- 150g wholegrain couscous
- 1 onion
- 1 green pepper
- 2 garlic cloves
- 1 chilli
- 2 tomatoes
- 300g diced rump steak
- 1 tsp ground cumin
- 1 tsp coriander seeds
- 1 lemon
- 300ml +150ml boiling water
- 1 tbsp olive oil
- Sea salt
- Freshly gorund pepper
Pour the couscous into a bowl and cover with 300ml boiling water. Cover the bowl with a large plate or cling film and set aside for 20 mins.
Slice the onion and green pepper into strips. Peel and finely chop the garlic and chilli (flicking out the seeds for less heat). Dice the tomatoes.
Heat a large frying pan until smoking hot and add 1 tbsp olive oil. Season the rump steak well with salt and pepper and add to the pan. Fry for 3-4 mins in total, turning occasionally, until slightly browned on all sides. Transfer the steak to a plate. Set aside.
Slide the onions, pepper, garlic, chilli and 1 tsp each cumin and coriander seeds into the empty steak pan and turn the heat down slightly. Soften for 3-4 mins, stirring occasionally.

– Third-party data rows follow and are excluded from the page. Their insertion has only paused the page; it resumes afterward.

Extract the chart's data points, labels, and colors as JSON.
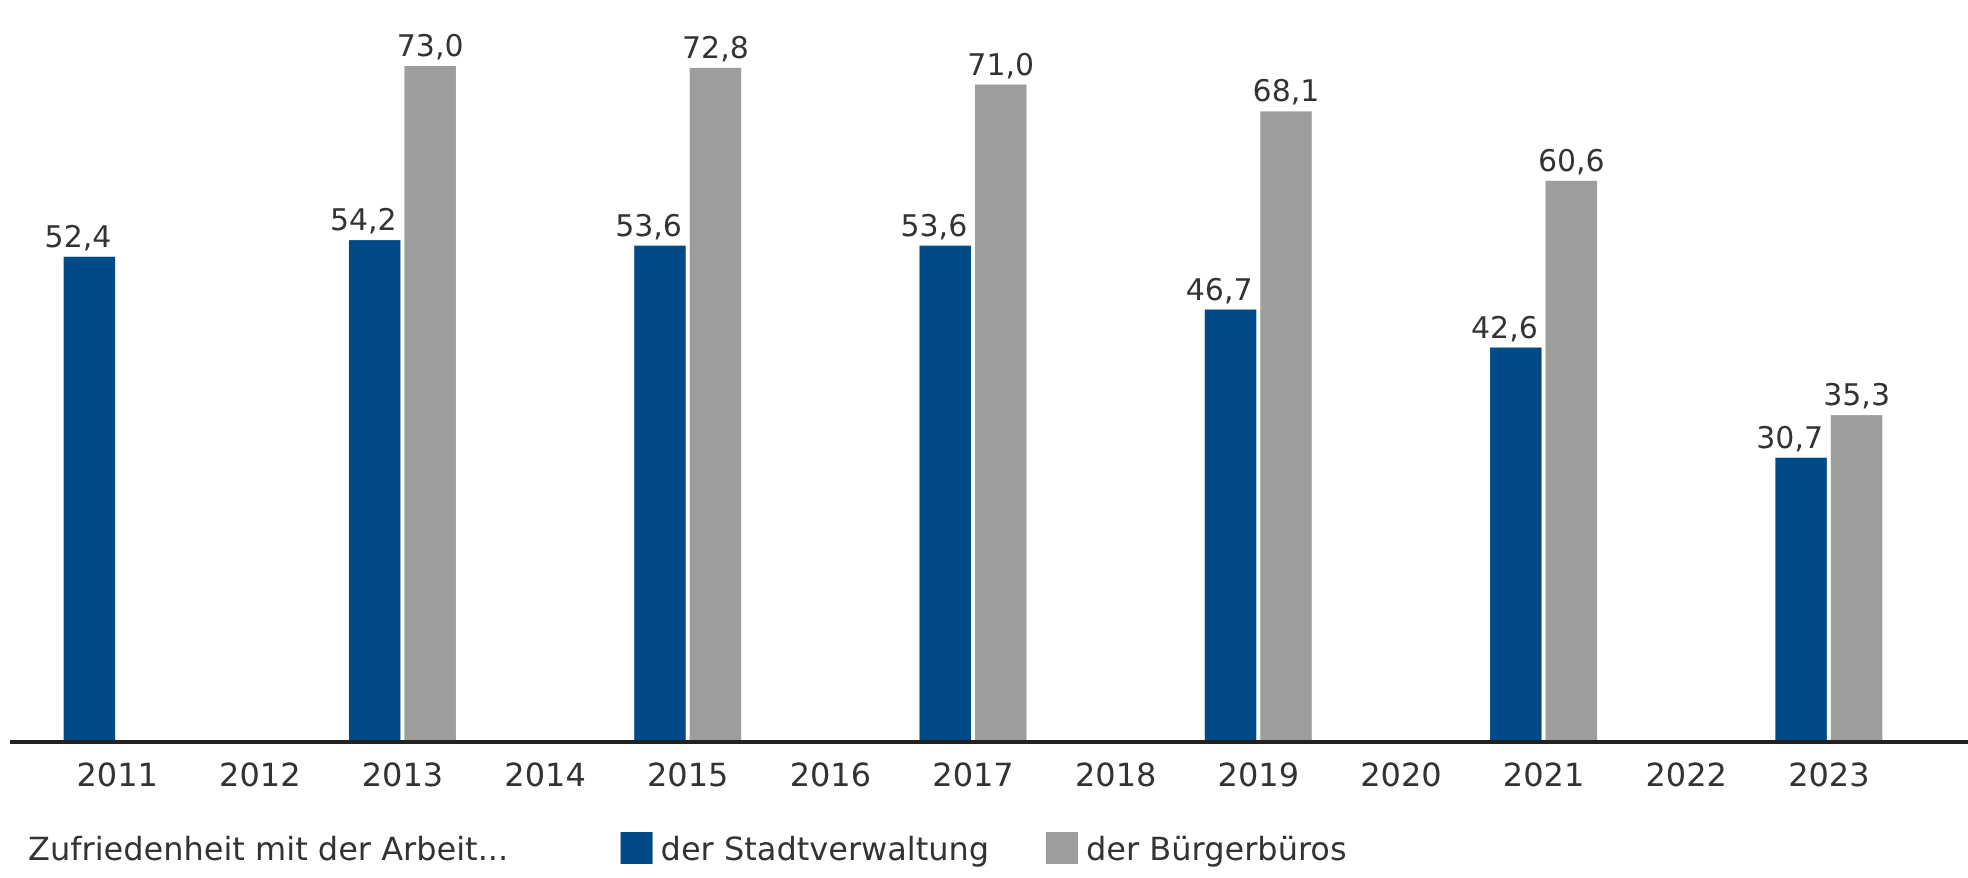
{
  "chart_data": {
    "type": "bar",
    "categories": [
      "2011",
      "2012",
      "2013",
      "2014",
      "2015",
      "2016",
      "2017",
      "2018",
      "2019",
      "2020",
      "2021",
      "2022",
      "2023"
    ],
    "series": [
      {
        "name": "der Stadtverwaltung",
        "color": "#004b87",
        "values": [
          52.4,
          null,
          54.2,
          null,
          53.6,
          null,
          53.6,
          null,
          46.7,
          null,
          42.6,
          null,
          30.7
        ],
        "value_labels": [
          "52,4",
          null,
          "54,2",
          null,
          "53,6",
          null,
          "53,6",
          null,
          "46,7",
          null,
          "42,6",
          null,
          "30,7"
        ]
      },
      {
        "name": "der Bürgerbüros",
        "color": "#9d9d9c",
        "values": [
          null,
          null,
          73.0,
          null,
          72.8,
          null,
          71.0,
          null,
          68.1,
          null,
          60.6,
          null,
          35.3
        ],
        "value_labels": [
          null,
          null,
          "73,0",
          null,
          "72,8",
          null,
          "71,0",
          null,
          "68,1",
          null,
          "60,6",
          null,
          "35,3"
        ]
      }
    ],
    "legend": "bottom",
    "legend_title": "Zufriedenheit mit der Arbeit..."
  }
}
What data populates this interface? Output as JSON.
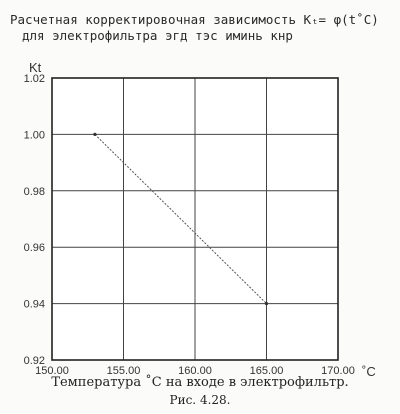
{
  "chart_data": {
    "type": "line",
    "title_lines": [
      "Расчетная корректировочная зависимость Kₜ= φ(t˚C)",
      "для электрофильтра эгд тэс иминь кнр"
    ],
    "xlabel": "Температура ˚C на входе в электрофильтр.",
    "ylabel": "Kt",
    "x_unit": "˚C",
    "xlim": [
      150,
      170
    ],
    "ylim": [
      0.92,
      1.02
    ],
    "x_ticks": [
      150,
      155,
      160,
      165,
      170
    ],
    "y_ticks": [
      0.92,
      0.94,
      0.96,
      0.98,
      1.0,
      1.02
    ],
    "x_tick_labels": [
      "150.00",
      "155.00",
      "160.00",
      "165.00",
      "170.00"
    ],
    "y_tick_labels": [
      "0.92",
      "0.94",
      "0.96",
      "0.98",
      "1.00",
      "1.02"
    ],
    "grid": true,
    "series": [
      {
        "x": [
          153,
          165
        ],
        "y": [
          1.0,
          0.94
        ]
      }
    ],
    "figure_caption": "Рис. 4.28."
  }
}
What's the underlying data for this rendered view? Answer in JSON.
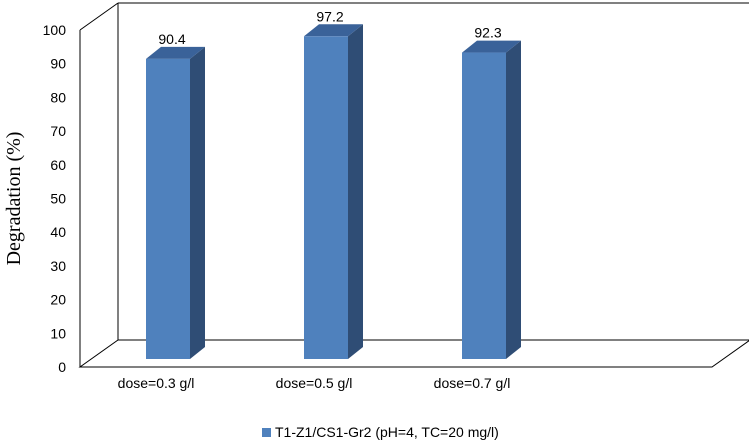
{
  "chart_data": {
    "type": "bar",
    "categories": [
      "dose=0.3 g/l",
      "dose=0.5 g/l",
      "dose=0.7 g/l"
    ],
    "series": [
      {
        "name": "T1-Z1/CS1-Gr2 (pH=4, TC=20 mg/l)",
        "values": [
          90.4,
          97.2,
          92.3
        ]
      }
    ],
    "data_labels": [
      "90.4",
      "97.2",
      "92.3"
    ],
    "ylabel": "Degradation (%)",
    "ylim": [
      0,
      100
    ],
    "yticks": [
      0,
      10,
      20,
      30,
      40,
      50,
      60,
      70,
      80,
      90,
      100
    ],
    "grid": false,
    "legend_position": "bottom",
    "style": "3d-column",
    "colors": {
      "bar_front": "#4f81bd",
      "bar_side": "#2f4d75",
      "bar_top": "#3a6299",
      "frame": "#000000"
    }
  }
}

Add the tomatoes and 150ml boiling water to the pan. Stir in the steak. Bring to the boil, then cover and simmer for 15 mins.
Squeeze in the juice from half the lemon. Give everything in a pan a stir. The veg should be tender and the steak cooked through.
Slice the rest of the lemon up into wedges. Use a fork to fluff up the couscous. Serve the steak and vegetables on a bed of couscous, with the lemon wedges on the side.
The world is your spicester
Cumin and coriander are the staple spices for Latin American, North African and South Asian cuisines. Use your leftover spices in anything from fajitas to tagines to curries.